Going for gold as Touch develops globally

Aug. 14, 2020 @ 11:45 UTC

Peter Topp, Sports Development Director at the Federation of International Touch (FIT), hosted an instructive discussion about the development of Touch recently on ‘Set of 6.’ He was joined by Tristan Mana from Queensland Touch Football, Katie Geiger from the North Queensland Touch Association, Jordan Zhu from the China Touch Association and David Parker from the Youth Development at FIT, who is based on the Gold Coast in Queensland.

Finding positives from the pandemic

The current impact of COVID-19 on Touch continues to be a leading topic for discussion, especially among those promoting the games global development. 

Fortunately, there was positive news in this regard from all three Queensland based panellists, with Touch having resumed or about to resume shortly, due to the exceptionally low rates of COVID-19 transmission in the northern Australian state. The situation in China is promising as well, with China Touch Association’s Jordan Zhu noting, “Social Touch was back in late March and we are looking to host a small competition soon.”

Challenges in Development

The panel engaged is an interesting discussion regarding some of the challenges in developing Touch. This is where the different perspectives of established and developing Touch nations emerged. 

The state of Queensland is a major Touch player inside Touch superpower Australia. Queensland is blessed with massive player numbers and resources, relative to most FIT members. However, it does still have challenges in further developing the sport. Katie Geiger, whose North Queensland Touch Association area is geographically enormous, noted that the large distances between towns and cities made it difficult for some players to find the time to travel to competitions and expensive to do so.

For David Parker, on the Gold Coast, “Competing against other ball sports, especially in winter”, saw a reduction in the number of junior players participating at that time of year. This problem has been rectified, according to David, by introducing shorter school term-based competitions in each of the four school terms. This has encouraged many more junior Rugby League and Football players to play Touch as well during winter. The fact that a solution to this problem was found also highlights another advantage held by established Touch nations. Australia has many experienced administrators and development officers, who can use their vast knowledge about the sport to find innovative solutions to problems.

Emerging challenges

The challenges in developing Touch in the emerging FIT member nations are different. “China has a short history in Touch Football,” Jordan Zhu said. As a new sport in China, there are fewer adult player numbers, less resources generally, a lack of local coaches and administrators, as well as less children playing Touch.

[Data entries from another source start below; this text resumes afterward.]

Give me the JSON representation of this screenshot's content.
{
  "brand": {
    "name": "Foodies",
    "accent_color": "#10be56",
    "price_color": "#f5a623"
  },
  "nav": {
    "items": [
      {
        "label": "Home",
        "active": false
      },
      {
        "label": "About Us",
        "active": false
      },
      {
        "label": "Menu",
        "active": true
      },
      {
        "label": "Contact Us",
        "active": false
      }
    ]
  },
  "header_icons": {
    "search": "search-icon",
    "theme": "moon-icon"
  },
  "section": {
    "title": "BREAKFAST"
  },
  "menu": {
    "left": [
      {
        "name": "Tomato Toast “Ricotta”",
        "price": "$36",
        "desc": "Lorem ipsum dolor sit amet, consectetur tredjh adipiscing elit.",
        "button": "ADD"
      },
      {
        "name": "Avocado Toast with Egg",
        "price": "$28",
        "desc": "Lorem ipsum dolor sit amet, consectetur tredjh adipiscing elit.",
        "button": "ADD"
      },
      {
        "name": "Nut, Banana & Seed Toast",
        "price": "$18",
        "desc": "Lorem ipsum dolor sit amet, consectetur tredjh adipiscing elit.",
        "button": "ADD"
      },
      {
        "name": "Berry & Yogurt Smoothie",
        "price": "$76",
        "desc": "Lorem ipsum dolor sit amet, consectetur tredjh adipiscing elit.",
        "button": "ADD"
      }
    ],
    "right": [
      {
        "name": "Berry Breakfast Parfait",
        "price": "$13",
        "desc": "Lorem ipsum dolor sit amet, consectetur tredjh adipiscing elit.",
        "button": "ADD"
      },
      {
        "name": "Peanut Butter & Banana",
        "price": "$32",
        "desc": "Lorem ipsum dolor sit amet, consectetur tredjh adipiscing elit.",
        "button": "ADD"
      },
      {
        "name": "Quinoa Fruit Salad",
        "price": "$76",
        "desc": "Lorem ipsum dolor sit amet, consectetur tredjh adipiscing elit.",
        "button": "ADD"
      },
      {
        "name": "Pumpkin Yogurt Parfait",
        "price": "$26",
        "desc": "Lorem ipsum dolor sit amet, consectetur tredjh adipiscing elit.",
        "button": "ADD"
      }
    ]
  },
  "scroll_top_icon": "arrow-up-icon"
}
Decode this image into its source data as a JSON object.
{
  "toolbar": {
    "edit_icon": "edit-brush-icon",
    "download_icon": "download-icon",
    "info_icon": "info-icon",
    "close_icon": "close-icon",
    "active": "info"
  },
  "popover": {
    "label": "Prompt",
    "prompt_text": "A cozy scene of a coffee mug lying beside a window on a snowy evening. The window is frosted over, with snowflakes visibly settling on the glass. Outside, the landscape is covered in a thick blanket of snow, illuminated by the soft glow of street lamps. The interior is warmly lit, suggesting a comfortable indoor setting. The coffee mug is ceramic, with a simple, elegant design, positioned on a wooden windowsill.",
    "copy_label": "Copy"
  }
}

Tristan Mana has been involved in the development of coaching in Australia, New Zealand and the USA, and noted that all newer Touch nations, “Need to get senior players off the field and becoming coaches.”  USA Touch Rugby has embraced this concept by adopting the goal of having no offshore coaches by 2023.

Olympic and World Cup ambition

Each member nation of FIT are at different points on the development clock, but that is not getting in the way of Olympic or World Cup dreams. The reality, however, is that participation numbers, financial resources, coaching and refereeing expertise as well as cultural exposure to ball sports must be addressed as part of the development of emerging nations.

As a new FIT member, the thought of a Touch juggernaut such as Australia developing its arsenal even further must be a bit terrifying but not enough to dull ambition. Jordan Zhu from China Touch Association said, “I hope Touch will become an Olympic sport.” 

The possibilities of Olympic participation for the development of Touch would be immeasurable. Although there are hurdles before this dream becomes reality such as membership of Global Association of International Sports Federations. 

Those obstacles aside, imagine the explosion of development around the world if Touch were to become an Olympic sport. A Touch minnow such as China immediately becomes a sleeping giant. Olympic membership is an intriguing prospect given the low contact nature of the sport, which is becoming increasingly appealing for participants as the impacts of chronic traumatic encephalopathy (CTE) are increasingly digested globally. Indeed, Jordan spoke to this point by stating that “Chinese parents tend to look for non-contact sports for their children.”

The development of Touch globally is truly a salivating prospect with even a World Cup Mens final in 2043 between China V Australia more than a dream if current levels of expansion continue.